The coronavirus pandemic has caused a disruption in daily routines and current and future plans. Trips and special events have been cancelled or postponed. Other than immediate family, there is a lot less social interaction. Friends and family members may be fighting the virus alone, and some might have lost their battle in isolation. Due to all of the loss during the coronavirus, including the loss of normalcy, you may be experiencing grief.
Grief During The Coronavirus
The COVID-19 pandemic has caused a lot of change. All of the uncertainty due to the coronavirus can have a negative impact on your emotional well-being. Daily routines, job security, and financial stability can be drastically different today. Many people are feeling a deep sense of loss. There are many types of grief you might be experiencing at this time. You could be grieving the loss of social interaction. There could be grief around feelings of safety and security. Maybe you lost your job or your income decreased. If you lost a loved one to the virus, your grief might be compounded. The typical rituals around death, and the comfort and support they often provide is drastically different at this time. There may even be guilt around not being able to be with your sick loved one. No matter why you may be grieving, remember that grief is a process.
Signs of Grief
Any loss can cause grief. Grief is a normal response to experiencing a loss. During the coronavirus pandemic, you might also experience anticipatory grief. Anticipatory grief refers to the belief that more loss is going to occur. Those experiencing anticipatory grief often experience sadness, anger, and loneliness. There may be a great deal of fear about what is going to happen next. During the coronavirus, as you struggle with what might happen and distant support, signs of grief may be different. You could experience shock, anger, and sadness. However, you may also have trouble concentrating, experience body aches, have sleep issues, or eat more or less than usual. You could also experience feelings related to past loss and may hyperfocus on everything related to the coronavirus. On the other hand, you could refuse to talk or think about the virus at all.
The Grieving Process
The five stages of grief according to Elizabeth Kübler-Ross include, denial, anger, bargaining, depression, and acceptance. You may go back and forth between the stages, stay at one stage for awhile, or skip some stages. Denial numbs the shock until you are able to cope. Anger provides an outlet for your feelings, even though it masks the deeper emotions that you are not ready for. Bargaining can help you postpone your sadness as you try to find ways to control the outcome. There are a lot of “what if” statements in bargaining. Depression enables you to get in touch with some of your deeper feelings. You may isolate yourself and stop engaging in activities you used to enjoy.
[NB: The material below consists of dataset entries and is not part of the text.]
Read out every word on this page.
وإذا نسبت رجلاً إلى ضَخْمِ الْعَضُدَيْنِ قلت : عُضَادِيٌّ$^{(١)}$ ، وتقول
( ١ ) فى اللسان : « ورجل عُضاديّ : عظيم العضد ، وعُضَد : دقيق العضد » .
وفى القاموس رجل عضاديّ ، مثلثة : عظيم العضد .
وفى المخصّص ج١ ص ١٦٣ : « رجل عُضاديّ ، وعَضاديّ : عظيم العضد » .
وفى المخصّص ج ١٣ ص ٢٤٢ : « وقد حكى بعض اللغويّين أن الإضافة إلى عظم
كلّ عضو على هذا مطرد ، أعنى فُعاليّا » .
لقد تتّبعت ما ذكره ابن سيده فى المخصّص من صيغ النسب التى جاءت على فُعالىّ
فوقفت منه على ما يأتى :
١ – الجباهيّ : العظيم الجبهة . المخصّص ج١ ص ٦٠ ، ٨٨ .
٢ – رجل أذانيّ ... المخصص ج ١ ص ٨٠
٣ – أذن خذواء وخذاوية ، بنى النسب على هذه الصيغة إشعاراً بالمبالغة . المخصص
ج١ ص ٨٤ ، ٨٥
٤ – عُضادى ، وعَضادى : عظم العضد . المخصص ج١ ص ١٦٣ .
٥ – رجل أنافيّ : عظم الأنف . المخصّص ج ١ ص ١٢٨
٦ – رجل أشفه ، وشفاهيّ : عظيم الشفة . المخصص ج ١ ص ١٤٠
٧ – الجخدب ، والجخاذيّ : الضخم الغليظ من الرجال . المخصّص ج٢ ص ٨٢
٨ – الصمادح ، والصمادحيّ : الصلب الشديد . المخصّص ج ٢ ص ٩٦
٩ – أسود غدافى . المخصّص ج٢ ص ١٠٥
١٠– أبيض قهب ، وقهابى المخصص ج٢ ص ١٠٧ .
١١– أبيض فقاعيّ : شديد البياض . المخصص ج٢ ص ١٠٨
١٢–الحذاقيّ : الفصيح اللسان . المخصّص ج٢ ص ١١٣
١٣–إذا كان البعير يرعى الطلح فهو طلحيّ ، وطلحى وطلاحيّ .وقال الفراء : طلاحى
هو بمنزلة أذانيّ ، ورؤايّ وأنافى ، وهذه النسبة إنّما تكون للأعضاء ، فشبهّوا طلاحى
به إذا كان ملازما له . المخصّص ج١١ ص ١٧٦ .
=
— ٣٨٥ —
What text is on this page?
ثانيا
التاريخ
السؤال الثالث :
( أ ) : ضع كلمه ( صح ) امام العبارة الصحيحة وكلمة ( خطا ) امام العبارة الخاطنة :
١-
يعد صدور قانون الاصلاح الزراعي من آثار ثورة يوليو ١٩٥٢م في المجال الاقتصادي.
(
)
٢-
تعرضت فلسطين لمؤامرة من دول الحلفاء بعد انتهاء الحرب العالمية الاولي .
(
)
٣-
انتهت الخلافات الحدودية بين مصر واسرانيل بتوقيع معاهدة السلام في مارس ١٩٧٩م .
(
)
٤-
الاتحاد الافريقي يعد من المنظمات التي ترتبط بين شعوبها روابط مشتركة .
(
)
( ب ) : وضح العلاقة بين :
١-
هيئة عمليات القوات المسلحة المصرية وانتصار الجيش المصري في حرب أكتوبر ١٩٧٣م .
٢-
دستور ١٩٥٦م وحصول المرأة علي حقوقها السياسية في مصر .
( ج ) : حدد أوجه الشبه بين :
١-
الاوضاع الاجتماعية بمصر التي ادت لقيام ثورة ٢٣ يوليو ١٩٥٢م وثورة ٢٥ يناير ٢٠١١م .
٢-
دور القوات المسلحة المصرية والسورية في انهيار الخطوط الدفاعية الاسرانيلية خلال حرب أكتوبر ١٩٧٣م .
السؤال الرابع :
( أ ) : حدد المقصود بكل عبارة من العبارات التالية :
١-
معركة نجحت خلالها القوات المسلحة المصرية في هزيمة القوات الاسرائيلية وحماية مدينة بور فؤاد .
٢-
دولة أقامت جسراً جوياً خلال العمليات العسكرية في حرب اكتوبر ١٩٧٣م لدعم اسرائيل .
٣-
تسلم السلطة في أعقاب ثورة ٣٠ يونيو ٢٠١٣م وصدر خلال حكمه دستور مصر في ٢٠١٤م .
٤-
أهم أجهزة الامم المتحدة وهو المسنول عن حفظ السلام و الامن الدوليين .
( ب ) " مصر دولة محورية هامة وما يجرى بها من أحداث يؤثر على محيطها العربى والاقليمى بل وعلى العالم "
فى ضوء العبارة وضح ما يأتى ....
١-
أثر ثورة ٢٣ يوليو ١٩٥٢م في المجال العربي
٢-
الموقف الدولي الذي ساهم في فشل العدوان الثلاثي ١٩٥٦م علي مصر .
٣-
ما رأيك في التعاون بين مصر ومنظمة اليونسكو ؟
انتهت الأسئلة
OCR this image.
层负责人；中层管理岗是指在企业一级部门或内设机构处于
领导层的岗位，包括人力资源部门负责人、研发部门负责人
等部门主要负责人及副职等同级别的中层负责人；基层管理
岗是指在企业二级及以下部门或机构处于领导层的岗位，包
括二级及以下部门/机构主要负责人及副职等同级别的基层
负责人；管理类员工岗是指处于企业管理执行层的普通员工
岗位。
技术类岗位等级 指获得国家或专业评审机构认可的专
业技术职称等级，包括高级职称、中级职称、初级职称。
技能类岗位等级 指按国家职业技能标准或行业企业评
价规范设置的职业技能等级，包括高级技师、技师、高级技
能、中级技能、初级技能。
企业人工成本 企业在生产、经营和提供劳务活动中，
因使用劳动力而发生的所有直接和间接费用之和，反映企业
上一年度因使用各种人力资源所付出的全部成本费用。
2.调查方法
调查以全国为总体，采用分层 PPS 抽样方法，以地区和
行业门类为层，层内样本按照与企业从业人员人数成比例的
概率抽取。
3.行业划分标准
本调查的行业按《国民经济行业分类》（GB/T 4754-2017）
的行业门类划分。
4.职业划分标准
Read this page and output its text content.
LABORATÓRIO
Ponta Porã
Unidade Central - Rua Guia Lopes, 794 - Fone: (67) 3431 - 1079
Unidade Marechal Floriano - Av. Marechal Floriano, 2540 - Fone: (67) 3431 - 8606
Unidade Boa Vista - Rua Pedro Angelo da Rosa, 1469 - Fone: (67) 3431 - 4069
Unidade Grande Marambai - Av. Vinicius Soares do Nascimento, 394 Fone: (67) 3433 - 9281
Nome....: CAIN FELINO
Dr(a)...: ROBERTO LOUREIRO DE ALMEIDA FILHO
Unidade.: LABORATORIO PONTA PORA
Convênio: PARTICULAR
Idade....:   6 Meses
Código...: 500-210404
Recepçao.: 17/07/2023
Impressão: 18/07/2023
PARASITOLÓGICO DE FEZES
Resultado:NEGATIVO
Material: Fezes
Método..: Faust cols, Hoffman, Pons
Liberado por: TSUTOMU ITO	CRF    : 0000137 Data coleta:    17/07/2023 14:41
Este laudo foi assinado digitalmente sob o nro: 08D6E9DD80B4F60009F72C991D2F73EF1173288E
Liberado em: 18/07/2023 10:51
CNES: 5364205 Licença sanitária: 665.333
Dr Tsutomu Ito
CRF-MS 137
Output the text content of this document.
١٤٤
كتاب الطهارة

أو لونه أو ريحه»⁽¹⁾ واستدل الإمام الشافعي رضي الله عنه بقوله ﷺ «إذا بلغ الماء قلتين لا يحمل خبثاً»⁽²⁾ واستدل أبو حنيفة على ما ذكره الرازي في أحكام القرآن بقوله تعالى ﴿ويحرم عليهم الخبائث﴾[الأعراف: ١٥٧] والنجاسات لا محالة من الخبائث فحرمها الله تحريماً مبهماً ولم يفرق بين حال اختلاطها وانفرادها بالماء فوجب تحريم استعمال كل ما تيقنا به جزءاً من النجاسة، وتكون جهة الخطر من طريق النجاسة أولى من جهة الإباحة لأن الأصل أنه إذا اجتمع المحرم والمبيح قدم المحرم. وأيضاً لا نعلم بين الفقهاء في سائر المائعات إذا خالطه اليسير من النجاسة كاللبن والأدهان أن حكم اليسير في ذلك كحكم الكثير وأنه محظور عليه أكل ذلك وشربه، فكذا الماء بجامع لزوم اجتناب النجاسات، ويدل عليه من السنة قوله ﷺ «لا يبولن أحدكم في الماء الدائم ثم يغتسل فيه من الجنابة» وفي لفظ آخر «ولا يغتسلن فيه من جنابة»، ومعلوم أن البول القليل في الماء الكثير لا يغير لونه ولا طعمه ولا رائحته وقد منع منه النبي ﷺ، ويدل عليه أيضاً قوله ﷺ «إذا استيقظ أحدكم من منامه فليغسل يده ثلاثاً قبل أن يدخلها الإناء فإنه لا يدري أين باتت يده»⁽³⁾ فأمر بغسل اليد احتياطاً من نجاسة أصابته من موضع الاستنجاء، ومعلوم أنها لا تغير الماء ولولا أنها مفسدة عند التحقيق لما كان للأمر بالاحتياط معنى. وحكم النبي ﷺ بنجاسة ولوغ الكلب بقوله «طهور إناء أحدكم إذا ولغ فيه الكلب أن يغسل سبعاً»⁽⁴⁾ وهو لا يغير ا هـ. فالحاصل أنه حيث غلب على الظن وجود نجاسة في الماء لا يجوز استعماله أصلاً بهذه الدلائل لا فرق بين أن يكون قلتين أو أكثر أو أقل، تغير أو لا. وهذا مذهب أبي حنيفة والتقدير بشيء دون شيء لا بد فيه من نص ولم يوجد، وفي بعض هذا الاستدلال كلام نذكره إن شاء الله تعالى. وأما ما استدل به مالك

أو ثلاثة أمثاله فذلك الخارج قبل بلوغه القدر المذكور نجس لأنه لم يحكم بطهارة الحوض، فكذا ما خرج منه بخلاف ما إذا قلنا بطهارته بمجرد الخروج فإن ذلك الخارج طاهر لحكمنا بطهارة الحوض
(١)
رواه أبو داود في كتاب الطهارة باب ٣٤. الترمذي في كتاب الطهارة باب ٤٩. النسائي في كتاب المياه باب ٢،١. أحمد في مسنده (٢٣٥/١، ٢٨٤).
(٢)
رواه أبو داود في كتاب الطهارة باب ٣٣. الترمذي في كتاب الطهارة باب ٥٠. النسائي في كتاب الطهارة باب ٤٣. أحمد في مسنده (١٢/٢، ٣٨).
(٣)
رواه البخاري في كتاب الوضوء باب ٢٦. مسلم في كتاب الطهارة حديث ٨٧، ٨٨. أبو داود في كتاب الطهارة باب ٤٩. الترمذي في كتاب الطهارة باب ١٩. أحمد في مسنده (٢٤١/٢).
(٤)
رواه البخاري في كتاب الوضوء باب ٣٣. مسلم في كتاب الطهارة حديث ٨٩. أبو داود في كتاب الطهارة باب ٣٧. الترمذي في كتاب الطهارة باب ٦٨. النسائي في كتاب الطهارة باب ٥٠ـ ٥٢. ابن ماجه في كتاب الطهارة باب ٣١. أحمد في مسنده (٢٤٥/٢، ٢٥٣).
Acceptance means you acknowledge the loss and understand what it means in your life. If you are experiencing coronavirus grief, there are some things you can do to help.
Acknowledge Your Feelings
Loss experienced or anticipated is hard to process. Your feelings are valid and there is no right or wrong way to grieve. Grief is experienced differently by different people and it takes time to heal. Sometimes, just acknowledging that you are grieving can be helpful. When you ignore your feelings, you avoid processing them. By acknowledging and validating your feelings, you can begin to feel them, process them, and start healing. It is okay to feel whatever you are feeling. There is no reason to compare your loss to others. You can grieve, you can feel, and you can heal, no matter what type of loss you are dealing with during the pandemic.
Practice Self-Care
Make sure you are practicing good self-care. In the beginning of the grieving process, this can simply mean eating and getting enough sleep. Exercising, following a daily routine, and engaging in relaxing activities can also be beneficial. As you go through the grieving process, effective coping skills can be added. Mindfulness, meditation, and visualization techniques can be helpful during the grieving process. Writing about your experience and feelings, or keeping a daily gratitude journal can also be beneficial. No matter how you practice self-care, be gentle with yourself and remember that grief is a process.
Seek Support
Although social distancing is needed at this time, if you are experiencing grief, you will need support. Reach out to friends and loved ones. Share your experience and your feelings. You don’t have to go through this alone. Set up regular video conferences with your support group. Call your close friends and encourage them to share as well. Sometimes just knowing that you are not alone can make a big difference in your grief. If you are having difficulty coping and it is having a negative impact on your daily functioning and emotional well-being, you can seek help from a professional. Many therapists and psychiatrists are offering virtual sessions now.
If you are struggling with a sense of loss during the coronavirus, remember that grief is a normal response. Grief is a process and healing requires time. Give yourself and others the time and attention needed to grieve effectively. Although things may be different now, healing is still possible.